Al
Museo Accorsi-Ometto, è in corso la
mostra
Dal Futurismo al ritorno all'ordine – Pittura italiana del
decennio cruciale 1910-1920, che prosegue idealmente
Divisionismo tra Torino e Milano. Da Segantini a Balla. Quest'ultima indagava sui
movimenti che portarono alla nascita del Futurismo, la mostra in
corso propone invece
le conseguenze del Futurismo sull'arte italiana,
a partire dal 1910 e fino al 1920. In
quel decennio cruciale, che
comprende anche la Grande Guerra, l'arte italiana cambiò per sempre
e quel cambio inizio nel 1910, con il
Manifesto dei pittori
futuristi, con cui un gruppo di giovani artisti si ribellava alle
regole imposte dalla tradizione per guardare alle avanguardie
europee.
Uno dei meriti dell'esposizione del Museo Accorsi è
l'
ordine cronologico scelto dalla curatrice
Nicoletta Colombo, che
permette di apprezzare i Futuristi e, mano a mano, il ritorno
all'ordine, con cui, però, niente fu come prima. Nella prima sezione
ci sono
i padri del Futurismo: Filippo Tommaso Marinetti, Umberto
Boccioni, Carlo Carrà, Luigi Russolo, Gino Severini, Giacomo Balla,
ma anche
personalità più indipendenti come Sironi o gli artisti di
Nuove Tendenze, tra cui Antonio Sant’Elia, Leonardo Dudreville,
Achille Funi, Adriana Bisi Fabbri, che offrono un quadro completo del
periodo. Nella seconda sezione, si indaga su cosa succedeva in Italia
al di là del Futurismo, partendo da un dato di fatto: "Le
Secessioni italiane, nate sull'onda lunga dei secessionismi
d'oltralpe, si caratterizzavano per la confluenza di linguaggi
stratificati nelle loro diversità e per la circolazione degli
artisti tra le varie manifestazioni giovanili antiaccademiche
veneziane, romane, napoletane, ivi incluse le mostre annessioniste,
quelle cioè che contemplavano presenze anche dei futuristi". Le
Secessioni di Ca' Pesaro, la Romana e la Bolognese diedero spazio ad
artisti attenti all'avanguardia, ispirati alle Secessioni in atto in
Europa, ma
meno radicali nelle loro spinte. La mostra propone così
opere di Umberto Moggioli, Gino Rossi, Tullio Garbari, Felice
Casorati, Guido Trentini, Ubaldo Oppi. "Agli avanguardismi si
allineano, al di là di un apparente contrasto concettuale, i
ritorni
alle origini rappresentati dai primitivismi, poetiche nate a ridosso
della Grande Guerra come volontà di azzeramento delle
stratificazioni stilistiche per recuperare linguaggi originari".

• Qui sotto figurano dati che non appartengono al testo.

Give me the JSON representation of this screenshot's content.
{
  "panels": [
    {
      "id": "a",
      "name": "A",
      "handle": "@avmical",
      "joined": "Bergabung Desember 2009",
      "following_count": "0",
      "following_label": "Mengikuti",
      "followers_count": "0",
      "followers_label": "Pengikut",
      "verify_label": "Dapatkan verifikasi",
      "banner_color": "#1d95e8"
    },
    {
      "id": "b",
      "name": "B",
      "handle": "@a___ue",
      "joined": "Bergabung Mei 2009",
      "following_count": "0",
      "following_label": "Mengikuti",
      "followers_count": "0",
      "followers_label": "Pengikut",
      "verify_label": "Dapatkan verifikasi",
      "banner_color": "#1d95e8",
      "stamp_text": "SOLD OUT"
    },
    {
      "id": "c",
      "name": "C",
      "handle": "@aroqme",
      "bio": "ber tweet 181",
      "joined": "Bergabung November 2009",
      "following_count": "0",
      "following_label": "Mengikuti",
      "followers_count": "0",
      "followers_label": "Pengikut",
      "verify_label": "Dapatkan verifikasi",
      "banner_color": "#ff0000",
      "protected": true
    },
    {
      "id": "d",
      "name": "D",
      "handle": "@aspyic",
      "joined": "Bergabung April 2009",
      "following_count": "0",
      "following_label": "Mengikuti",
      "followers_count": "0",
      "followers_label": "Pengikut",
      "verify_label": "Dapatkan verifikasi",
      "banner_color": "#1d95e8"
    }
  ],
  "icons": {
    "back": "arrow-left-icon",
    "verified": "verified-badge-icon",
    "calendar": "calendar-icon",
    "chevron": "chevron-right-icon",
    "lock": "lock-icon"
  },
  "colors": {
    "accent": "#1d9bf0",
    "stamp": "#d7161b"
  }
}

Tra gli esempi di primitivismo, che si rifacevano a Giotto e a
Paolo Uccello, in mostra ci sono le tre opere di Carlo Carrà (
Studio per 'Carrozzella',
Testa di fanciulla e
Ricordi d’infanzia), e
quadri di Tullio Garbari, Gigiotti Zanini, Primo Conti, Pompeo Borra,
Alberto Salietti.
L'ultima sezione riporta l'ordine, con la fine
delle avanguardie e la Prima Guerra Mondiale: cambiò
il modo di
concepire le forme e si presentò "la
necessità di ricompattare
volumi e piani e ricomporre su basi oggettive e solide gli elementi
della visione. I termini 'costruzione', 'costruttori', 'costruire' comparivano nei testi letterari e negli scritti di
ogni paese, rivelando la tensione architettonica che caratterizzava
il progetto comune d’un autentico rinascimento collettivo". A
raccontare il
riflusso, le opere di Giorgio De Chirico e Carlo Carrà,
con le loro
visioni metafisiche, e i lavori più eterodossi di
Filippo De Pisis, Mario Sironi e Achille Funi. Il decennio si
conclude con
una tendenza alla classicità, seppure declinata in modi
diversi in base ala sensibilità degli autori: Soffici "assumeva
una declinazione contraria agli arcaismi e prediligeva un realismo
purificato attraverso il riferimento a Cézanne, esplicito nei due
capolavori
Mele a calice di vino (1919) e
Pera e bicchiere di vino
(1920). L'ispirazione popolare di cifra toscana si accentuava in
Ottone Rosai, la cui possente vena aspra e barbarica creava visioni
austere, monumentali nella loro frugalità, come in
Donne alla fonte
(1922). A Roma il Ritorno all'ordine si declinava in
una pluralità
di stili: dal neoquattrocentismo pierfrancescano di Virgilio Guidi in
Figura di donna (1919), al neoseicentismo aggiornato attraverso
Gauguin e Cézanne di Felice Carena in
Natura morta (1919)". Tra
Casorati, De Chirico, Severini, l'arte italiana getta
le basi del suo
complesso Novecento. Ci sarà un'altra mostra a raccontarcelo, al
Museo Accorsi-Ometto? Nel frattempo, non perdetevi questa
bella
cavalcata in un decennio fondamentale della nostra storia: la mostra
aiuta a
comprenderlo meglio.
Dal Futurismo al ritorno all'ordine
– Pittura italiana del decennio cruciale 1910-1920 è al
Museo
Accorsi-Ometto, in via Po 55, fino al 18 giugno 2017 [AGGIORNAMENTO:
prorogata al 2 luglio 2017]. L'
orario di
apertura segue quello del Museo: da martedì a venerdì ore 1-13 e
14-18; sabato e festivi ore 10-13 e 14-19; lunedì chiuso. Il
biglietto d'ingresso alla mostra costa 8 euro, ridotto 6 euro,
gratuito per under 12 e possessori Abbonamento Musei e
Torino+Piemonte Card, disabili e accompagnatore; il
biglietto
d'ingresso alla mostra più al Museo, con tutte le possibili combinazioni, sono su
www.fondazioneaccorsi-ometto.it.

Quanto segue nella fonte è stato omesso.